Berikut adalah poin-poin utama terkait ancaman dan pelaksanaan blokade tersebut:

1. Pemicu dan Tujuan Blokade

Keputusan blokade ini diumumkan setelah pembicaraan antara delegasi AS (yang dipimpin Wakil Presiden JD Vance) dan Iran menemui jalan buntu. AS mengajukan syarat agar Iran menghentikan program senjata nuklirnya, sementara Iran menolak tuntutan tersebut karena menganggap AS tidak dapat dipercaya.

  • Target: Menutup akses ke seluruh pelabuhan Iran dan infrastruktur energinya.

  • Tujuan: Menekan ekonomi Iran dengan mencegah mereka menjual minyak secara ilegal (melalui “jalur gelap”) dan memaksa Teheran kembali ke meja perundingan dengan syarat yang lebih ketat.

2. Situasi Militer di Selat Hormuz

Operasi militer AS ini diberi nama “Operation Epic Fury”.

  • Pembersihan Ranjau: Kapal perusak USS Frank E. Peterson dan USS Michael Murphy telah mulai beroperasi di Selat Hormuz untuk membersihkan ranjau laut yang diduga dipasang oleh Korps Garda Revolusi Iran (IRGC).

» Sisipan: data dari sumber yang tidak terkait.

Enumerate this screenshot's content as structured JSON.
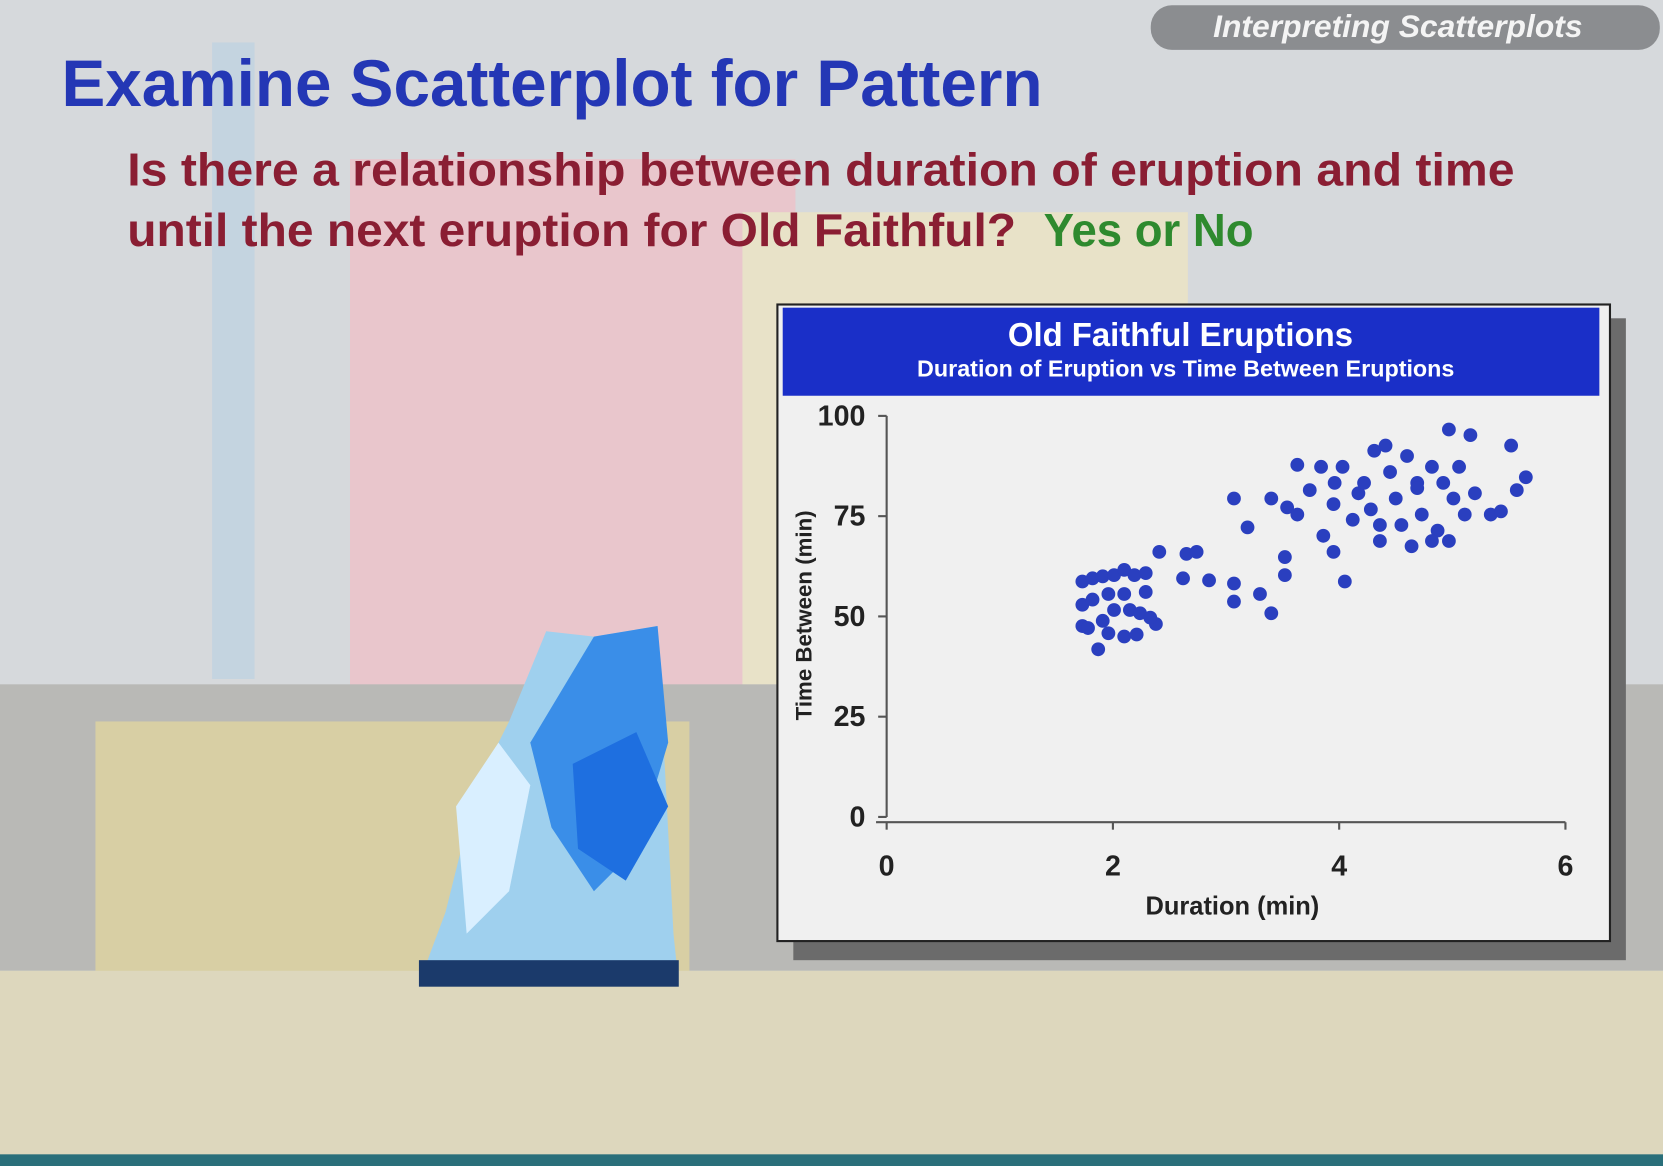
{
  "header": {
    "tag": "Interpreting Scatterplots",
    "title": "Examine Scatterplot for Pattern",
    "question": [
      "Is there a relationship between duration of eruption and time",
      "until the next eruption for Old Faithful?"
    ],
    "answer": "Yes or No"
  },
  "chart_data": {
    "type": "scatter",
    "title": "Old Faithful Eruptions",
    "subtitle": "Duration of Eruption vs Time Between Eruptions",
    "x_label": "Duration (min)",
    "y_label": "Time Between (min)",
    "color": "#2a3fbf",
    "x": [
      1.73,
      1.82,
      1.91,
      2.01,
      2.1,
      2.19,
      2.29,
      1.73,
      1.82,
      1.96,
      2.1,
      2.29,
      1.73,
      1.91,
      2.01,
      2.15,
      2.24,
      2.38,
      1.78,
      1.96,
      2.1,
      2.21,
      1.87,
      2.33,
      2.41,
      2.62,
      2.65,
      2.74,
      2.85,
      3.07,
      3.07,
      3.07,
      3.19,
      3.3,
      3.4,
      3.4,
      3.52,
      3.52,
      3.54,
      3.63,
      3.63,
      3.74,
      3.84,
      3.86,
      3.95,
      3.96,
      4.03,
      4.05,
      4.12,
      4.17,
      4.22,
      4.31,
      4.36,
      4.41,
      4.45,
      4.5,
      4.6,
      4.64,
      4.69,
      4.73,
      4.82,
      4.87,
      4.92,
      4.97,
      5.01,
      5.06,
      5.11,
      5.16,
      5.2,
      5.34,
      5.43,
      5.52,
      5.57,
      5.65,
      3.95,
      4.28,
      4.36,
      4.55,
      4.82,
      4.97,
      4.69
    ],
    "values": [
      58.7,
      59.5,
      60.0,
      60.3,
      61.6,
      60.3,
      60.8,
      52.9,
      54.2,
      55.6,
      55.6,
      56.1,
      47.6,
      48.9,
      51.6,
      51.6,
      50.8,
      48.1,
      47.1,
      45.8,
      45.0,
      45.5,
      41.8,
      49.7,
      66.1,
      59.5,
      65.6,
      66.1,
      59.0,
      79.4,
      58.2,
      53.7,
      72.2,
      55.6,
      50.8,
      79.4,
      64.8,
      60.3,
      77.2,
      75.4,
      87.8,
      81.5,
      87.3,
      70.1,
      66.1,
      83.3,
      87.3,
      58.7,
      74.1,
      80.7,
      83.3,
      91.3,
      68.8,
      92.6,
      86.0,
      79.4,
      90.0,
      67.5,
      83.3,
      75.4,
      87.3,
      71.4,
      83.3,
      96.6,
      79.4,
      87.3,
      75.4,
      95.2,
      80.7,
      75.4,
      76.2,
      92.6,
      81.5,
      84.7,
      78.0,
      76.7,
      72.8,
      72.8,
      68.8,
      68.8,
      82.0
    ],
    "xlim": [
      0,
      6
    ],
    "ylim": [
      0,
      100
    ],
    "xticks": [
      0,
      2,
      4,
      6
    ],
    "yticks": [
      0,
      25,
      50,
      75,
      100
    ]
  }
}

  • Ancaman Serangan: Trump memperingatkan bahwa kapal cepat Iran yang mendekati zona blokade akan “dieliminasi” secara brutal, serupa dengan taktik yang digunakan terhadap penyelundup narkoba di laut.

3. Dampak Ekonomi Global

Pengumuman blokade ini langsung memicu kepanikan di pasar energi karena Selat Hormuz merupakan jalur bagi sekitar 20% pasokan minyak dunia.

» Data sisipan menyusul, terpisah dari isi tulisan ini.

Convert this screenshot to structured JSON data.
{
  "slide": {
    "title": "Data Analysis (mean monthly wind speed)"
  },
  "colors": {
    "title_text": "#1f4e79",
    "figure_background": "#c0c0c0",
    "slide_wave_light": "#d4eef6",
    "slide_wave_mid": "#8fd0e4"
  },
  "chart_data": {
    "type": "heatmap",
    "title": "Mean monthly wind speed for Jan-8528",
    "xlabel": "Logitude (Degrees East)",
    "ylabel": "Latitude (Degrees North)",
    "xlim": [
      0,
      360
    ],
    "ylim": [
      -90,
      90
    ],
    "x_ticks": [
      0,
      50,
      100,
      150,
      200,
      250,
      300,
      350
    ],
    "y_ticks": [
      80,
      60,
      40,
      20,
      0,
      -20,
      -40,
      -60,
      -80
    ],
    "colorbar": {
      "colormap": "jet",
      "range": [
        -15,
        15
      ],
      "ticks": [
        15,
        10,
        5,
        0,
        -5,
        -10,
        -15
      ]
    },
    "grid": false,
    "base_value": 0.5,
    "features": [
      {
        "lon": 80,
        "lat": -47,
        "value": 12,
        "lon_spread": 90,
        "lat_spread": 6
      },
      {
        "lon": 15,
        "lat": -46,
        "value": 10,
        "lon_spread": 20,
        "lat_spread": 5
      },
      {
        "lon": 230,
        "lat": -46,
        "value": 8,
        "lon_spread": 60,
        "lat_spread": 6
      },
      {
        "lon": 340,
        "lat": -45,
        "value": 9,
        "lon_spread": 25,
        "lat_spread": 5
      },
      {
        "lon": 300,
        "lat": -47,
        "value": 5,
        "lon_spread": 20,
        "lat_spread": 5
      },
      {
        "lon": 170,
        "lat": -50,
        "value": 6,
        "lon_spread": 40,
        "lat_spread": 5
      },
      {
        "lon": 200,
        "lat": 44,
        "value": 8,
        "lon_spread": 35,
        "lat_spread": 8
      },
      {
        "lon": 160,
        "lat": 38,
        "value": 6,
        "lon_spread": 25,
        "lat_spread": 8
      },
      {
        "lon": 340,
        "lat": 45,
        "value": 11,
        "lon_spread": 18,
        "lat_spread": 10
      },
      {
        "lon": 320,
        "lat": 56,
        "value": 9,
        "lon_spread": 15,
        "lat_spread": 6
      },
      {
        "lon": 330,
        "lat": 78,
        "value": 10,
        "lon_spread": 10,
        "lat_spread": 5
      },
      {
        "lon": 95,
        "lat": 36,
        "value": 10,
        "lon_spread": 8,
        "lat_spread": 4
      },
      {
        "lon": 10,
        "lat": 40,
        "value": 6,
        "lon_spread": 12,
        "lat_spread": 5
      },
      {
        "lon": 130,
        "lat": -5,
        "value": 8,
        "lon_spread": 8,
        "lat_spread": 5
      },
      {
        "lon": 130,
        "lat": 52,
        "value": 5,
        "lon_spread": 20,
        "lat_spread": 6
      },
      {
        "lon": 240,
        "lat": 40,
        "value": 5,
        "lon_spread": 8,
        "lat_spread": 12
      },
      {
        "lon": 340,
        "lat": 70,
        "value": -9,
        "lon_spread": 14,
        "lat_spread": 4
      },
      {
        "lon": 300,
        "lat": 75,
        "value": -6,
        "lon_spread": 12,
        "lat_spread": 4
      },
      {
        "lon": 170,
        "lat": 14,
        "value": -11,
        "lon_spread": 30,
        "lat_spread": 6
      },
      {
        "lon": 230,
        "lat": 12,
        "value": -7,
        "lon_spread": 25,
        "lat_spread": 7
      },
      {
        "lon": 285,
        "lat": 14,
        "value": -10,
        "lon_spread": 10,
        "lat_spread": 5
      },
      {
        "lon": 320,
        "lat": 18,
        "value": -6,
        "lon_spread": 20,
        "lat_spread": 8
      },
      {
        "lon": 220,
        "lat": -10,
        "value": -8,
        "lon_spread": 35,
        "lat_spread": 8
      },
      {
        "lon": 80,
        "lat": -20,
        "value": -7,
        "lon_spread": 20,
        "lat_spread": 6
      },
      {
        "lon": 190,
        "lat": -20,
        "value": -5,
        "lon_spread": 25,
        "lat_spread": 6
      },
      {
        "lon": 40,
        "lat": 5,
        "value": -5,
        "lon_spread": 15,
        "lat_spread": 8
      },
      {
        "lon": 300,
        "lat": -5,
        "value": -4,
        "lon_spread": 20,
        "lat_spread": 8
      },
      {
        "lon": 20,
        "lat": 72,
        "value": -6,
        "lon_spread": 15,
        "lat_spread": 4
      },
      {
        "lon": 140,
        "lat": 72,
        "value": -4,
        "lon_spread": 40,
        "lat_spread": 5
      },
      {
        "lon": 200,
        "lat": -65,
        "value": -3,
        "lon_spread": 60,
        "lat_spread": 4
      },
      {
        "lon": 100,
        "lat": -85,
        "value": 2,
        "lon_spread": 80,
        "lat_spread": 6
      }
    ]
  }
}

  • Harga Minyak: Harga minyak mentah dunia melonjak hingga 8%, dan para analis memprediksi harga bisa menembus USD 150 per barel jika blokade berlangsung lama.

  • Gangguan Pelayaran: Kapal-kapal tanker dilaporkan mulai berbalik arah atau mencari rute alternatif untuk menghindari potensi konfrontasi militer di selat tersebut.

4. Respons Keras Iran

Pemerintah Iran menyebut ancaman Trump sebagai tindakan yang “konyol dan menggelikan”.

  • Kendali Penuh: IRGC menyatakan bahwa mereka tetap memegang kendali penuh atas lalu lintas di selat dan memperingatkan bahwa setiap kapal militer asing yang masuk tanpa izin akan dianggap sebagai pelanggaran gencatan senjata.

  • Ancaman Balasan: Teheran mengancam akan menjebak musuh dalam “pusaran mematikan” jika AS nekat melakukan langkah militer lebih jauh.

Krisis ini menempatkan stabilitas keamanan dunia dalam risiko besar, dengan kemungkinan pecahnya kembali perang terbuka jika salah satu pihak melakukan salah perhitungan di jalur perairan paling strategis di dunia tersebut.